—Par Roland Sabra —
Crée au studio-théâtre de de Vitry en 2010, repris au Théâtre de l’Échangeur à Bagnolet en 2011« Au pied du mur sans porte est enfin présenté au Festival d’Avignon à la Chartreuse.
C’est l’histoire de Libellule, 7 ans, un gamin de banlieue, sans père et qui perd tout, sa carte Orange, ses vêtements, le chemin de l’école dans les flaques d’eau les jours de pluie, qui dialogue avec son jumeau mort avant la naissance., «Il est tourdi» commente sa mère grande praticienne de l ‘aphérèse cette élision inverse. Elle dit « scabeau » pour escabeau. En classe, il a des difficultés. Plusieurs années après,devenu adolescent il fait copain copain avec JR, un caïd de la cité pour qui il revend de la drogue.
Voilà en quelques mots l’intrigue de « Au pied du mur sans porte » le travail de Lazare, l’auteur-créateur-metteur-en scène-improvisateur qui est en train de marquer la création théâtrale d’une forte empreinte. Né en 1975 à Fontenay-aux-Roses, avec une ascendance algérienne il grandit à Bagneux en banlieue parisienne. Sur cette enfance il est plutôt taiseux : « Si je me mets à raconter ma vie, on tombe vite dans un misérabilisme qui me fait fuir. Je ne veux pas être enfermé dans le roman communiste de l’Arabe qui s’en sort. » Il refuse d’être le gamin de banlieue qui s’en est sorti. Libellule c’est lui.
Quand les portes de la salle s’ouvrent les comédiens sont déjà en scène et ils jouent. Il n’y a pas de commencement, tout est en cours On n’est pas venu pour entendre une histoire, ou se laisser raconter des histoires. Une façon de dire qu’il ne s’agit pas d’une re-présentation d’une réalité théâtralisée mais qu’il s’agit d’ouvrir les yeux sur un réel en cours, un réel que chaque spectateur tentera de symboliser.

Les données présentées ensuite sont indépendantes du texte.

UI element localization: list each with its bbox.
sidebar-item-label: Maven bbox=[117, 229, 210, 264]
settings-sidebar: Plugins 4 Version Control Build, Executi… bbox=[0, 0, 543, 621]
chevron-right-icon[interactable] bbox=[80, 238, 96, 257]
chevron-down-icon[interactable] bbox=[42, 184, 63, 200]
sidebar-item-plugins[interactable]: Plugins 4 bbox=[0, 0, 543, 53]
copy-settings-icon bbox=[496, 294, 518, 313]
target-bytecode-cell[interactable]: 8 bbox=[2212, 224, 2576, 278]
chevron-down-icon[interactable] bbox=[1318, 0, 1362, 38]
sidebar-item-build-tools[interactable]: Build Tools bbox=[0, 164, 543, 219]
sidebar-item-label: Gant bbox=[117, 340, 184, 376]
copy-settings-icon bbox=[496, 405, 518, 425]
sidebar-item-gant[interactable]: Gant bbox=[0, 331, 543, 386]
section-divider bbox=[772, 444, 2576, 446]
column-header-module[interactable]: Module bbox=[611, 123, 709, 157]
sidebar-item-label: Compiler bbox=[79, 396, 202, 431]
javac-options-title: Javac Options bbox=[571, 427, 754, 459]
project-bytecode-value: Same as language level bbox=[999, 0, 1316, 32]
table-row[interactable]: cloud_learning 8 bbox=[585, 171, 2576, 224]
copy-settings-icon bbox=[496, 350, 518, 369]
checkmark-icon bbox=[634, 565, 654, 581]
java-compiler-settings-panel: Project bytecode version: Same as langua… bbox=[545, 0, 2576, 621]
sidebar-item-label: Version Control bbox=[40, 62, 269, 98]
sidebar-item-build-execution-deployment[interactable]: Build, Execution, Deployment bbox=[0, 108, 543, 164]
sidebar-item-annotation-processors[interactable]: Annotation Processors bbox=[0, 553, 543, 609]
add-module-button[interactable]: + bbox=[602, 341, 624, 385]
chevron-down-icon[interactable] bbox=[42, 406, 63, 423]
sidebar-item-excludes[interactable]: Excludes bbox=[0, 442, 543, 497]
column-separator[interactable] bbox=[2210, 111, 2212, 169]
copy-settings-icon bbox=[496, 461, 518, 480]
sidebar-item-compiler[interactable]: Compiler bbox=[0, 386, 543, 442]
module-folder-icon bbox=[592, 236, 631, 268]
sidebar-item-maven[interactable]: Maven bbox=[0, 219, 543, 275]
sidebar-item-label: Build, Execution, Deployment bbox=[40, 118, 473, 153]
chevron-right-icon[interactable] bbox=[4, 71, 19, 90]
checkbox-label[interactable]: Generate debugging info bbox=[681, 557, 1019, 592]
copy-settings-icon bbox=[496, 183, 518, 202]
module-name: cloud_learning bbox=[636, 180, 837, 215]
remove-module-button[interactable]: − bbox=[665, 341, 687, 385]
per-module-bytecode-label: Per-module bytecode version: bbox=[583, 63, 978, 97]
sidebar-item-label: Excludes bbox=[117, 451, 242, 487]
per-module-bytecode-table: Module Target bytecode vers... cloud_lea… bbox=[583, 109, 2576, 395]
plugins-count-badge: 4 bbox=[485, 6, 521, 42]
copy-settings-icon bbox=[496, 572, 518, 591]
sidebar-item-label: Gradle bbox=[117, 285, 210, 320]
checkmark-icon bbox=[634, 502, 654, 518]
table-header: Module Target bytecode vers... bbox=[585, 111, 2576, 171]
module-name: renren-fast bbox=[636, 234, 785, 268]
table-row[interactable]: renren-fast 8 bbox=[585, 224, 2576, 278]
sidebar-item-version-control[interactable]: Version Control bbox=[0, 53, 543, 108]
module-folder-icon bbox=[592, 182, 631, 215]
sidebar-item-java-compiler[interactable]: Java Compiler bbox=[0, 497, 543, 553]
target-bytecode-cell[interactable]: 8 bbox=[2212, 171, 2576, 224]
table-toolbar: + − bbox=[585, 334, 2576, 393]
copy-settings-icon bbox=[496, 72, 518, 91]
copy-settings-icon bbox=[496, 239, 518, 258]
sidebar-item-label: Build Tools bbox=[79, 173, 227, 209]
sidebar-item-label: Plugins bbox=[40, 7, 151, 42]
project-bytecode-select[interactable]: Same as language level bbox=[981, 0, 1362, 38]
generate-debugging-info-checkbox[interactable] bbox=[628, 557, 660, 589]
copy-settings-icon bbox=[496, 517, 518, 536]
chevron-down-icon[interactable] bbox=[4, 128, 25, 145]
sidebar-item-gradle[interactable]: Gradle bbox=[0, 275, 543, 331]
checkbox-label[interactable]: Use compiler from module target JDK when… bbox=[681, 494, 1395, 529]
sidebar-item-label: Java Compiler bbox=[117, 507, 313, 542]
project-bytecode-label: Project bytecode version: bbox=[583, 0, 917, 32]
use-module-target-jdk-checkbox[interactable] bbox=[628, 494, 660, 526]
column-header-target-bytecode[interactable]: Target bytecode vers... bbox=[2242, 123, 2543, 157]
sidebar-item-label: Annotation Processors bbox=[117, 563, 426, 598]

Un couloir qui borde les salle de classes d’une école, l’institutrice, la directrice de l’école se chamaillent un os à ronger : « le petit chose y comprend rien, y retarde ses camarades, y l’a déjà redoublé… le mettre dans une école spécialisée… » .
Le gamin pris dans un réseau de signes, une logique d’encodage et d’ objectivation, un processus de marginalisation, de stigmatisation ; est enfermé dans un discours qui protège son entourage, à l’image de « l’Autre homme », son double prisonnier se heurtant aux parois transparentes d’une boite. Un servant avec un projecteur mobile éclaire la boite : ombre chinoise, image anonymisée projetée sur le mur de la ville. L’ombre qui parle n’a pas besoin de visage. La détresse de cet homme n’est pas un propos singulier, c’est une détresse sociétale.
La désocialisation résulte de l’incapacité d’une société d’intégrer certains de ses membres, processus de stigmatisation qui conduit à la désafiliation. Mais il n’y a pas de désocialisation absolue, la participation de Libellule à un un gang de dealer le socialise à l’intérieur de ce groupe. L’auteur, méfiant à l’égard de toute idéalisation de la marginalité, a protesté lors d’un entretien avec le public contre cette interprétation, la mettant sur le fait que nous aurions été en réalité sensible à la solidarité,à l’esprit de groupe, à la solidarité qui résulte du travail des comédiens.
Ainsi débute ce spectacle avec des lumières crues, des rires moqueurs quand le gamin trimbalé d’école spécialisée en école spécialisée demande « Elle est où la maitresse qui dit : il va surement y avoir un déclic ». Mais les rires progressivement s’étranglent, et finissent se taire à mesure que l’intensité dramatique se déploie. Travail d’invention langagière qui n’est jamais la copie servile des manières de dire de la banlieue mais création d’une novlangue.
Le discours est fragmenté comme les vies en morceaux qu’il tente de dire, ce que souligne le travail des lumières, réalisé par l’auteur, avec des découpes géométriques, triangle, carré, rectangle, cercle qui délimitent des espaces d’enfermement sur le plateau.
Le jeu des comédiens paroxystique souligne la violence des actes quand ceux-ci suppléent le manque des mots pour dire. Les comédiens doivent être chanteurs, musiciens, contorsionnistes, danseurs, S’ils sont de véritables athlètes ils ne se réduisent jamais à des machines, ils gardent sur scène une fragilité et une extrême sensibilité qui témoignent de la résonnance du texte en eux-mêmes, en un mot de leur profonde humanité.
Lazare s’il emprunte à la poésie, à Shakespeare, fait surtout et avant tout œuvre de création littéraire et théâtrale et ce pour notre plus grand plaisir.